A new consortium of north Dublin businessmen and landowners has launched a campaign in favour of an alternative route for the Dublin airport metro.
The Metro East Alliance is lobbying the Government and the Railway Procurement Agency to adopt a route to the east of the "central corridor" which is generally accepted to be the emerging preferred route.
Metro East Alliance has commissioned a report from consulting engineers Roughan & O'Donovan and planning consultant Willie Murray which claims the eastern alignment would take in up to 40 per cent more passengers, would be up to €450 million cheaper than the central corridor and give a potential "uplift" to industrial land - including IDA-backed industrial parks of up to half a billion euro.
The alliance also says the route would reduce the tunnelling required and in engineering terms be simpler to build.
The alliance includes Michael Howard, of Genvest, owner of about 45 acres close to Clonshaugh industrial estate, and builders Park Developments and Headland Developments.

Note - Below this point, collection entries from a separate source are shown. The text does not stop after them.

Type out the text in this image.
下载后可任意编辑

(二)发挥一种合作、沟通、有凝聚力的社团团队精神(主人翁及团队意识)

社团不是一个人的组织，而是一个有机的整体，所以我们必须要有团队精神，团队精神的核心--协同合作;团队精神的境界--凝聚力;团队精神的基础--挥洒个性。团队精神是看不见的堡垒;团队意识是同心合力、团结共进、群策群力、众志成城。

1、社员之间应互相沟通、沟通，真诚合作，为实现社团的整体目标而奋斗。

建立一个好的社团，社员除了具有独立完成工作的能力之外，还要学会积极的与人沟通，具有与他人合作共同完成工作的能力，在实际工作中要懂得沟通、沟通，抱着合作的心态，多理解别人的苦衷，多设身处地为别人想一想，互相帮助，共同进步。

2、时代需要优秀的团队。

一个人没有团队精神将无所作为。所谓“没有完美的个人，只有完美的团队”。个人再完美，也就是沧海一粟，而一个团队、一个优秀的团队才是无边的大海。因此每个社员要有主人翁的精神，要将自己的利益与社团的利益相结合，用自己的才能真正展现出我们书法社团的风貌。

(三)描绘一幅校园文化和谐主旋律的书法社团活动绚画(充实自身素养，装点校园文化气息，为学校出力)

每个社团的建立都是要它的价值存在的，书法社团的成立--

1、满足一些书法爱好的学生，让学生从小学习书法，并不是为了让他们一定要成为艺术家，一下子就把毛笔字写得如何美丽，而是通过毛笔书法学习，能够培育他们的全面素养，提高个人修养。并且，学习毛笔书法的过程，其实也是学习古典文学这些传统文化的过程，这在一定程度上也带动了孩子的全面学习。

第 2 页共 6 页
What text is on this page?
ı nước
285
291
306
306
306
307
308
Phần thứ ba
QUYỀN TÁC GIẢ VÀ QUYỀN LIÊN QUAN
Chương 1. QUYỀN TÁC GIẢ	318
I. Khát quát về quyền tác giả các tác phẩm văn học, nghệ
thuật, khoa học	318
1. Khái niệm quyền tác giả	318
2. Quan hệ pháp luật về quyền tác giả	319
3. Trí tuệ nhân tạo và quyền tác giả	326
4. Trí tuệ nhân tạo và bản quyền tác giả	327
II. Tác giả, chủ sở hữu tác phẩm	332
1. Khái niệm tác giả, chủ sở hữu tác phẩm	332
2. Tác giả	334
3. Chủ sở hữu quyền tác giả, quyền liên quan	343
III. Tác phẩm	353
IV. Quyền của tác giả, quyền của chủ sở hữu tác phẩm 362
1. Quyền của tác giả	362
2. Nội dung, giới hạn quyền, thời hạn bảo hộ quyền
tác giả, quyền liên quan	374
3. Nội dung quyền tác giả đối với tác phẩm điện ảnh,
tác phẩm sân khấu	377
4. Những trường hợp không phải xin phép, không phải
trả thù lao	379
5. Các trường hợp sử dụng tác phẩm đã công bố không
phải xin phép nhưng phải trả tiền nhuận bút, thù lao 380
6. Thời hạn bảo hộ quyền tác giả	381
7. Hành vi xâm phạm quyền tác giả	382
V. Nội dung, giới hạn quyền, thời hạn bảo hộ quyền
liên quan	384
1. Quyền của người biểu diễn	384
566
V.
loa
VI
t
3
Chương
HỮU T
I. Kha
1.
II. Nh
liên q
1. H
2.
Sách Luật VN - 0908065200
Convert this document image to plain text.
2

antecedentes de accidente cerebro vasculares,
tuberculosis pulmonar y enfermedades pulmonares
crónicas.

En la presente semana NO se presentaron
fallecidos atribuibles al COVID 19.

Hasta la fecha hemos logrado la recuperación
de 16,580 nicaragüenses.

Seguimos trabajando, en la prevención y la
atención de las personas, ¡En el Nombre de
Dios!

Gerry Duggan, an infrastructure consultant and non-executive director of Irish Rail, has been appointed to run Metro East Alliance alongside consultant surveyor Paul Pugh, a former property manager for Aer Rianta.
Mr Duggan told The Irish Times the eastern alignment would be similar to the central corridor between the city centre and Drumcondra with a stop serving the Mater Hospital.
From there the route goes to stops at Griffith Avenue, Whitehall and Santry before swinging east to Kilmore and north again to Clonshaugh and approaching the airport from the east to a terminal on the site of the current car park. The Drumcondra stop would also double as a stop for Croke Park.
In contrast the central alignment, which is emerging as the preferred route, would go under St Patrick's College heading north-west under Griffith Avenue to a stop close to DCU, and on through two stops in Ballymun, central and north, via a stop called Metropark to the airport.
Mr Duggan said the consortium was "upfront" about being landowners and developers in the Clonshoulgh/Kilmore area but said the State was also a large landowner in the area through IDA holdings and he maintained the authorities at Beaumont hospital had leant support to the plan.
The eastern alignment would also benefit northside areas with poor public transport and would connect with commuter rail and the proposed orbital metro.
While the route would not serve Ballymun directly, Mr Duggan said the proposal there was to put the rail lines "on stilts, looking in first-floor windows".
Under the Government's timetable for transport infrastructure the Luas red and Green Lines are to be linked in the city centre at surface level by 2008. Metro north, the metro serving Dublin airport and Swords in north County Dublin, is to be completed by 2012.